You see, we cannot confuse love with acceptance. Biblical love is willing the highest good for the other; it is not allowing them to wallow in sin and a dead-end lifestyle. I will always love my kids no matter what, but I do not have to accept everything they may choose to do or engage in.

There is nothing loving about allowing any person you love and care for to head off on a destructive and hurtful direction. We dare not accept anything and everything they get themselves into. Yet far too many Christian parents are doing just that.

They think they must accept, embrace and condone anything their children do. That is not at all being a loving parent. That is being an irresponsible and unbiblical parent. That is simply sending their kids to an early grave and a lost eternity.

And our Western governments are no better on this issue. They have in fact gone full circle here. They once prohibited such dangerous lifestyles, but then went to permission, and have now gone all the way to active and zealous promotion.

Yet on other high-risk behaviours it has reversed course. I refer to how governments deal with tobacco use. Once it was open slather, but now the state is cracking down big time. The state is doing everything it can to deter smokers and deter others from taking up smoking.

Thus we now pay outrageous prices for a pack of cigs – this is called a “sin tax”. Astronomically high taxes on tobacco products are there for one reason – besides being a revenue raiser: to discourage folks from smoking or taking it up. And it works.

Smoking rates are now well down from what they were 50 years ago.

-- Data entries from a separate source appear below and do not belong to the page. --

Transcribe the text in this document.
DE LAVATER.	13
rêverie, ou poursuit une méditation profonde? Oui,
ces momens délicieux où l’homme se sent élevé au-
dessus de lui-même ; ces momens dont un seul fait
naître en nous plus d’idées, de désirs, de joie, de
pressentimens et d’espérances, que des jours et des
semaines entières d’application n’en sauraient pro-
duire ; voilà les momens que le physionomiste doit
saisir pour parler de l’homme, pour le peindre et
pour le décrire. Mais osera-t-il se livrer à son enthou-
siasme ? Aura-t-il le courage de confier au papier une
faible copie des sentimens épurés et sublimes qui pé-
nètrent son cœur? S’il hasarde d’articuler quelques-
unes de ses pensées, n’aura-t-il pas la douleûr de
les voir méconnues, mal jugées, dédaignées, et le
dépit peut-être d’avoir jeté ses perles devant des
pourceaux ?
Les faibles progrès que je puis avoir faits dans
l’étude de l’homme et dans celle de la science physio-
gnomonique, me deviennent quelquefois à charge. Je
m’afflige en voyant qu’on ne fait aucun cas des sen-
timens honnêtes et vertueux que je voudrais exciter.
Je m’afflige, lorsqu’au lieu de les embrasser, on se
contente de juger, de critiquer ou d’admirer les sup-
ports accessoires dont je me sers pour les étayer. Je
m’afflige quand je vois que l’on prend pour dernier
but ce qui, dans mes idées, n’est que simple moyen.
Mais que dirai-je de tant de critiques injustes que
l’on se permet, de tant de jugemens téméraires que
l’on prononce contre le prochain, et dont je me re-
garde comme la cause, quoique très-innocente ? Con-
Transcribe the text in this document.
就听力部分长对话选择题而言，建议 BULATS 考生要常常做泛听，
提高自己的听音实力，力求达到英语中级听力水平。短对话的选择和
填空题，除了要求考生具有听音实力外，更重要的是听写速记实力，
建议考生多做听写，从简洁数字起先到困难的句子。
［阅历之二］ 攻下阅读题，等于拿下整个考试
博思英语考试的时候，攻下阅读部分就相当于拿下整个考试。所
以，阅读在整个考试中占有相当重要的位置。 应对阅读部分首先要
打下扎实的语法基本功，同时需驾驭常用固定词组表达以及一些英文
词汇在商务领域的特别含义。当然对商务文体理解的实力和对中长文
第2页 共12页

So why the bizarre double standards here? Why does the West actively endorse and promote one dangerous lifestyle, while actively deterring and discouraging the other?

In fact, we are witnessing a major role-reversal when it comes to this topic. While Russia once was the “evil empire” doing great evil at home and abroad, and America was once the light on a hill and a force for good, remarkably the tables are now turning.

America under Obama is getting more and more evil by the day, especially with his active and incessant promotion of the radical homosexual agenda. Meanwhile, Russia under Putin is taking the opposite approach. He has championed a number of courses which will not give the homosexual militants free rein.

Most recently Russia has passed a new law that prohibits the promotion of homosexuality and other risky sexual behaviours among minors. It is concerned enough about its children to actually withstand the militant homosexual agenda here.

And Obama is doing the exact opposite. Consider this news item: “At an event at the White House on Thursday commemorating Pride Month, two third-grade children introduced President Barack Obama. Zea and Luna, nine-year-old twins, read appeals from a letter that they apparently sent to the nation’s leader last December. Among the other subjects they discussed in it was gun violence, increased funding for schools and — same-sex marriage.”

Using and exploiting young children for crass political purposes is always wrong, and when these children are used to promote dangerous and unhealthy agendas, it is even more to be condemned. But this is par for the course for Obama.

But back to the original question: What do you do if your child comes out as a homosexual? You love them and always be there for them. But you do not condone or mollycoddle their dangerous and risky behaviour. Governments too should do the same – and most are when it comes to something like tobacco use. Yet they have caved in when it comes to an equally high-risk lifestyle: homosexuality.

We certainly live in confusing times. And the confusion over love and acceptance is a big part of this.